In many situations, it may be possible to recover damages for injuries and losses that are caused by chest diseases. For example, many chest diseases result from work-related factors.

These types of disease may be covered by workers’ compensation or other arrangements. Damages may be awarded to cover:

One of the main factors that must be shown to recover damages for a chest disease is causation. The plaintiff is required to prove that the defendant was directly responsible for the injuries of conditions that were experienced.

Many of these types of cases fall under the legal theory of negligence. One example of this is when a plaintiff is required to prove that a specific manufacturer was directly responsible for making a product that caused a chest disease.

Under federal and state laws, it may be possible if the manufacturer failed to include warnings about the risk of chest disease. In some cases, a chest disease claim may be filed as a class action toxic exposure lawsuit.

If it is determined that the worker has an occupational disease, they may be able to file a personal injury lawsuit against their employer for damages in court. The worker may also be able to file a workers’ compensation claim against their employer.

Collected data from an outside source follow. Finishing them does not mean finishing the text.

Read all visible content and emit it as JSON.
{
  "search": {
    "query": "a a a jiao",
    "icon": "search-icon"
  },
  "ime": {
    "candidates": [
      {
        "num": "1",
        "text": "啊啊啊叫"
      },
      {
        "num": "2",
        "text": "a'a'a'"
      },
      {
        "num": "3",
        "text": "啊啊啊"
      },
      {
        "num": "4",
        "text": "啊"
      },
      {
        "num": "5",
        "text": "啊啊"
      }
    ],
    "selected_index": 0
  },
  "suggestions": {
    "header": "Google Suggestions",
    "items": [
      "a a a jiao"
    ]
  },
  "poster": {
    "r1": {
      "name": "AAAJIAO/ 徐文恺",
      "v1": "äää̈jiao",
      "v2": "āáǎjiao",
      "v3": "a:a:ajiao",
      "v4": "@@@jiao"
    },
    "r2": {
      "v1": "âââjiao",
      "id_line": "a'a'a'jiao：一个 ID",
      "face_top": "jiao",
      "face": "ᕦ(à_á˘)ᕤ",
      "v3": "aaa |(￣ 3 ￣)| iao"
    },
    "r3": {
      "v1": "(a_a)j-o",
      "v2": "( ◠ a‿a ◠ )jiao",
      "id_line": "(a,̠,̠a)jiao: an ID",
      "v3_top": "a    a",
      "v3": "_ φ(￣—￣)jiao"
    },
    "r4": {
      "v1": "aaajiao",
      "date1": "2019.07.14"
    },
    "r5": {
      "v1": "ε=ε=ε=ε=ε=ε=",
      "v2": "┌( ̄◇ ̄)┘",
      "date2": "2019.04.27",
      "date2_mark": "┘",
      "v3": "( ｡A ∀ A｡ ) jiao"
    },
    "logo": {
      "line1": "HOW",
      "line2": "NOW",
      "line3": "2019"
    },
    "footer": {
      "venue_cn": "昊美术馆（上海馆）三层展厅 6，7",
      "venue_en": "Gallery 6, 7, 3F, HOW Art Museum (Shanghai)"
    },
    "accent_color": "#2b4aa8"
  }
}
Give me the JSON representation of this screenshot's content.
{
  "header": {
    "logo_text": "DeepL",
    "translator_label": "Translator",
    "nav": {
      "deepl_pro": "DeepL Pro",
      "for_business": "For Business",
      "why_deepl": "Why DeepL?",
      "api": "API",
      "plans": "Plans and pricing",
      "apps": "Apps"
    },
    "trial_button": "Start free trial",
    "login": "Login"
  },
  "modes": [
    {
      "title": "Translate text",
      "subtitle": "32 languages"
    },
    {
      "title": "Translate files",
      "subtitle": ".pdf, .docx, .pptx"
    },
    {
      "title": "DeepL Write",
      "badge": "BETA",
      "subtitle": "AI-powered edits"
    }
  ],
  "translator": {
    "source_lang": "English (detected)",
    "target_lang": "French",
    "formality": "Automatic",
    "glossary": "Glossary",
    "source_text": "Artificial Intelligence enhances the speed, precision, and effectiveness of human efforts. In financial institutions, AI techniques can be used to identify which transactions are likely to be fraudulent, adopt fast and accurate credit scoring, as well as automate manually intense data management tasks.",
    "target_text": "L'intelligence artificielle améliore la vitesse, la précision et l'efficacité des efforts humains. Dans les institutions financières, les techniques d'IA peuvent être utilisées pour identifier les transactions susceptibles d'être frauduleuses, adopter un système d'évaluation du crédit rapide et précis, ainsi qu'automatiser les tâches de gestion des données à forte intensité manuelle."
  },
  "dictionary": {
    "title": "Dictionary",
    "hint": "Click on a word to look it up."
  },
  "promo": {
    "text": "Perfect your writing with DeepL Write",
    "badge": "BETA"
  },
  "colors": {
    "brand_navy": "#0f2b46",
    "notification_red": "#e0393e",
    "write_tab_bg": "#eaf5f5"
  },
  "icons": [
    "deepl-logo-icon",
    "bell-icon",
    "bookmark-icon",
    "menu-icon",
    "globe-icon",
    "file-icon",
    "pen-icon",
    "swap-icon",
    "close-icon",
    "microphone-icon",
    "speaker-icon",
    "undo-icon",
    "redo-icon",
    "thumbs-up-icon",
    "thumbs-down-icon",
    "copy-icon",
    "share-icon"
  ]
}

There are several factors which determine whether a worker’s occupational disease damages should be recovered through a personal injury lawsuit or as a workers’ compensation claim. These factors may vary based upon:

  • The specific injuries the individual suffered at work;
  • The industry that the individual works in; and
  • The type of employer the individual works for.

Another issue to consider is the amount of damages that an individual requested be awarded by the court. A worker with an occupational disease may request damages for medical bills or for the loss of income.

There are some states that place limits on the amount of money that an individual is permitted to recover from their employer. Recovery limits may apply to the individual’s specific damages request for pain and suffering and emotional injuries that may have been caused by the occupational disease.

Do I Need a Lawyer for Help with a Chest Disease Claim?

A chest disease may be a very serious medical condition. These types of claims often involve highly technical legal and medical concepts.

It is likely in your best interest to hire a personal injury lawyer if you need assistance filing a chest disease lawsuit. Your attorney can advise you regarding what must be shown in your case and the possible damages award you may receive.

Your lawyer will provide you with representation throughout your case. If your chest disease is a result of your employment, you will have to determine if you have an occupational disease and if that occupational disease is a direct result of your job.

There are many complicated steps and court filings involved in these types of cases. Your attorney can assist you with determining whether your claim is best handled as a workers’ compensation claim against your employer or as a personal injury lawsuit as well as how much in damages you should request.